Where Race The Sands differs from the standard tropes, is two-fold. The spiritual needs of the population are administered to by Augurs, and not priest. Only the purest of the pure can become augurs. Gifted with the ability to read people’s auras and determine their future fate, after death. Individuals with flawed auras are not reborn as birds, or as higher animals, but bugs, rats, and insects. Or worse, those with the darkest of souls are reborn as chimeric monsters known as, Kehoks.
It’s these monsters, or kehoks, that are central to the story. The Becarians love to race and, what do they race? Why, of course, kehoks. Impossible to tame, and nearly as impossible to train, nonetheless, monsters are corralled and trainers are engaged by the wealthy to teach riders how to—at the bare minimum—control these monsters, long enough to race them. Race them and become champions and never want for anything else in life. Making this a dream for some as a way to escape poverty and misfortune.
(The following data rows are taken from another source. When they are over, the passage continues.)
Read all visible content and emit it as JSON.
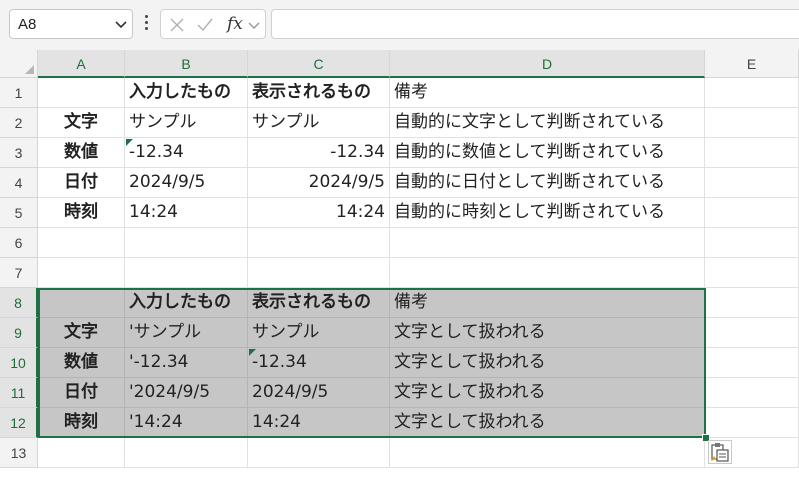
{
  "formula_bar": {
    "name_box": "A8",
    "cancel_icon": "x-icon",
    "enter_icon": "check-icon",
    "fx_label": "fx",
    "formula_value": ""
  },
  "columns": [
    "A",
    "B",
    "C",
    "D",
    "E"
  ],
  "selected_column": "D",
  "rows": [
    "1",
    "2",
    "3",
    "4",
    "5",
    "6",
    "7",
    "8",
    "9",
    "10",
    "11",
    "12",
    "13"
  ],
  "table1": {
    "header": [
      "",
      "入力したもの",
      "表示されるもの",
      "備考"
    ],
    "rows": [
      {
        "label": "文字",
        "input": "サンプル",
        "display": "サンプル",
        "note": "自動的に文字として判断されている"
      },
      {
        "label": "数値",
        "input": "-12.34",
        "display": "-12.34",
        "note": "自動的に数値として判断されている"
      },
      {
        "label": "日付",
        "input": "2024/9/5",
        "display": "2024/9/5",
        "note": "自動的に日付として判断されている"
      },
      {
        "label": "時刻",
        "input": "14:24",
        "display": "14:24",
        "note": "自動的に時刻として判断されている"
      }
    ]
  },
  "table2": {
    "header": [
      "",
      "入力したもの",
      "表示されるもの",
      "備考"
    ],
    "rows": [
      {
        "label": "文字",
        "input": "'サンプル",
        "display": "サンプル",
        "note": "文字として扱われる"
      },
      {
        "label": "数値",
        "input": "'-12.34",
        "display": "-12.34",
        "note": "文字として扱われる"
      },
      {
        "label": "日付",
        "input": "'2024/9/5",
        "display": "2024/9/5",
        "note": "文字として扱われる"
      },
      {
        "label": "時刻",
        "input": "'14:24",
        "display": "14:24",
        "note": "文字として扱われる"
      }
    ]
  },
  "colors": {
    "selection": "#1e7145",
    "shade": "#c6c6c6",
    "header_bg": "#f3f3f3"
  },
  "paste_options_icon": "paste-options-icon"
}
Which brings us to our two main characters: Tamra, a trainer with a storied past. Once upon a time champion rider who, after injury, becomes a trainer. But, after a disaster on the race track the previous year, where both her kehok and rider died. She’s fallen from grace and favour and desperate to find a championship winning combo of kehok and rider.
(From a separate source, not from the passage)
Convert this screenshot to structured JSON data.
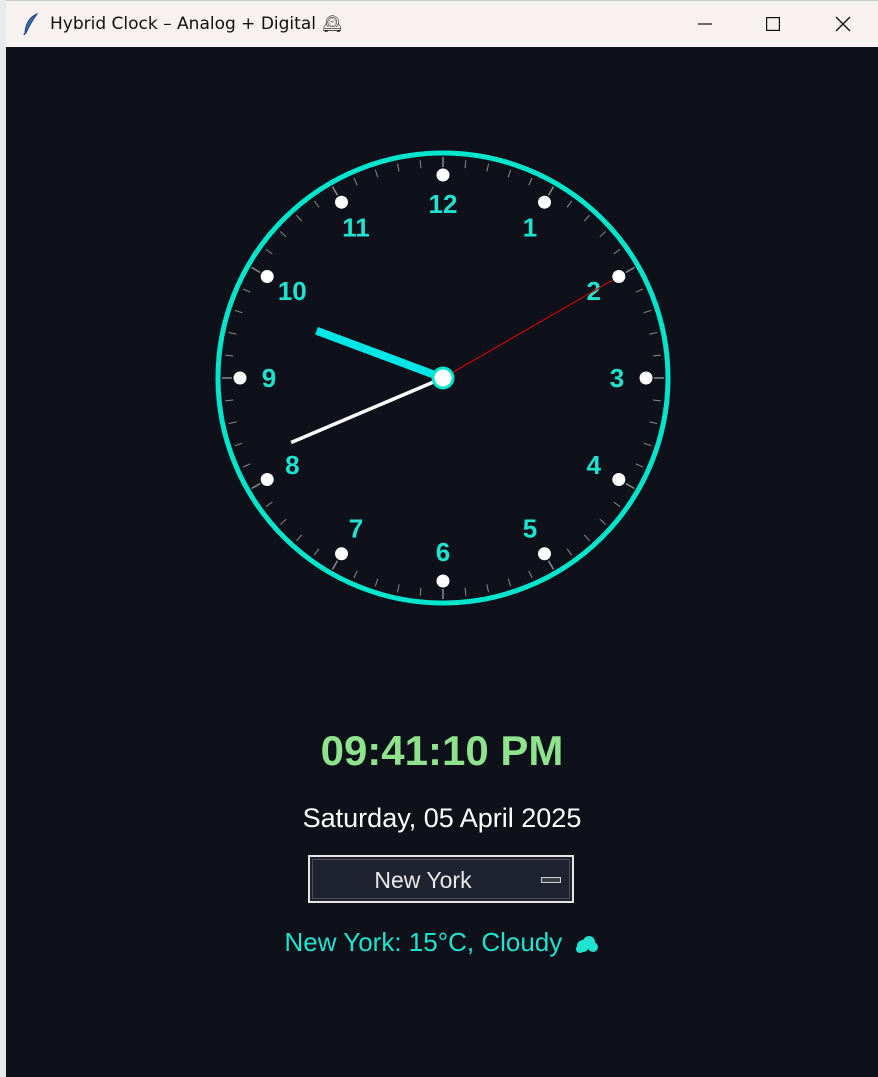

As chance would have it, Tamra finds Raia, a runaway, who likewise down on her luck is desperate to earn enough money to buy off her parents and win her freedom. Raia’s backstory sets her up perfectly. Used and abused by those who should have given her love. Raia is willing to do what ever it takes to be free.
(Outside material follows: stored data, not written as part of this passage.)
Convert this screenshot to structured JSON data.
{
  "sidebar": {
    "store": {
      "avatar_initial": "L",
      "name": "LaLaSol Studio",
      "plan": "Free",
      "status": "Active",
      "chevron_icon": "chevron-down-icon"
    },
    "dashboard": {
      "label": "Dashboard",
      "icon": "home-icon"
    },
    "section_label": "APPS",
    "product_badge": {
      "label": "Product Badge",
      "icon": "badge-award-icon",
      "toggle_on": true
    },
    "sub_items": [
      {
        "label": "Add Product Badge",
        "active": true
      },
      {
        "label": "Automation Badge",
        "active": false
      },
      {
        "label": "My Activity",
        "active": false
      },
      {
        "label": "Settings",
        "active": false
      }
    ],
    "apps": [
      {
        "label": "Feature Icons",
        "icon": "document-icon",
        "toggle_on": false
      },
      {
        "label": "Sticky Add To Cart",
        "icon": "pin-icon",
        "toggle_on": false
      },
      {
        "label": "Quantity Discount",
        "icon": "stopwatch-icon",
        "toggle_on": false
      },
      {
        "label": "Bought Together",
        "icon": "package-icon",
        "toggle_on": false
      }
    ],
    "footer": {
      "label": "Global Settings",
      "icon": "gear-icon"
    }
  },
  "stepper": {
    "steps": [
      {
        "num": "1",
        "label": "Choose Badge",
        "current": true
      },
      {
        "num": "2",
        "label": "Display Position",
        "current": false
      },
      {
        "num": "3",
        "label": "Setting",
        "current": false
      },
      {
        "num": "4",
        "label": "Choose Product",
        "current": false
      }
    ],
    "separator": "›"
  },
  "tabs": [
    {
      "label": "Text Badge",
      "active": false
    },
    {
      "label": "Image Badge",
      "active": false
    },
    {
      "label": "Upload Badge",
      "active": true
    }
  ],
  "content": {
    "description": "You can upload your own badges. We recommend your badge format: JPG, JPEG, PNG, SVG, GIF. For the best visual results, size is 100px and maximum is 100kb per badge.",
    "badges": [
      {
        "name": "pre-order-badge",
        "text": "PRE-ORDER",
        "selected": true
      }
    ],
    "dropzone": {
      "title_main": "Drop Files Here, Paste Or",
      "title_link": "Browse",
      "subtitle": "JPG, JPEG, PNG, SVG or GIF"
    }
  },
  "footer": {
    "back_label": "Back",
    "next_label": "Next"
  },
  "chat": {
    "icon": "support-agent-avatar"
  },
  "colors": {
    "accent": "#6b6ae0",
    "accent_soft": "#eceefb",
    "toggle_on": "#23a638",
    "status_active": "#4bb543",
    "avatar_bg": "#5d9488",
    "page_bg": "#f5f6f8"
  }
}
The story has a number of interesting layer that, personally, I just wished had been given as much depth and background as both Tamra and Raia’s backstories. As it is, there are a number of other intriguing threads woven into the plot, which is, in general, narrated from Tamra and Raia’s POV.
Joining Tamra and Raia is Dar, a prince who is thrust into the position of Emperor in waiting when his brother Zarin, the Emperor, dies. Leaving the realm open to invasion and war due to a weird set of politics and law. Laws that say Dar cannot be crowned the next Emperor till the vessel for his brother’s soul is found. Giving us a another series of plot threads involving palace intrigue, backstabbing, a lot of gossip, and espionage.
Then we have Augur Yorbel, a kindly scholar with a gentle nature who has—in a way—befriended the young Prince Dar, and goes on his own quest to help discover Zarin’s vessel when the Augurs who have been set the task, fail. And what he discovers is the surprise twist for the entire story.
The last character in this mix I want to talk about is Tamra’s patron, the very eccentric Lady Evara, who, it can be said, adds some comic relief while also being something of a surprise. Her backstory was as intriguing and as complex as Tamra’s and the reasoning behind her motivation. I found her to be a fun addition to the disparate troupe thrown together by circumstances.
What Durst has done is bring together a number of intriguing elements through these characters giving us plenty of action and adventure, drama, and plot twists. The story is—in part—a coming of age story. A story about family, bonding, and what makes family well, family, whether you’re a high-born prince, a lowly kehok rider, or a monster. And with Tamra, there is no distinction. She is the glue that holds them, and the story, all together.
I will say, apart from a few annoying dips and being a little long-winded, this is a rollicking good fantasy romp out in the desert. Climb on board your chosen kehok and just enjoy the ride, and let the wind whip through your hair!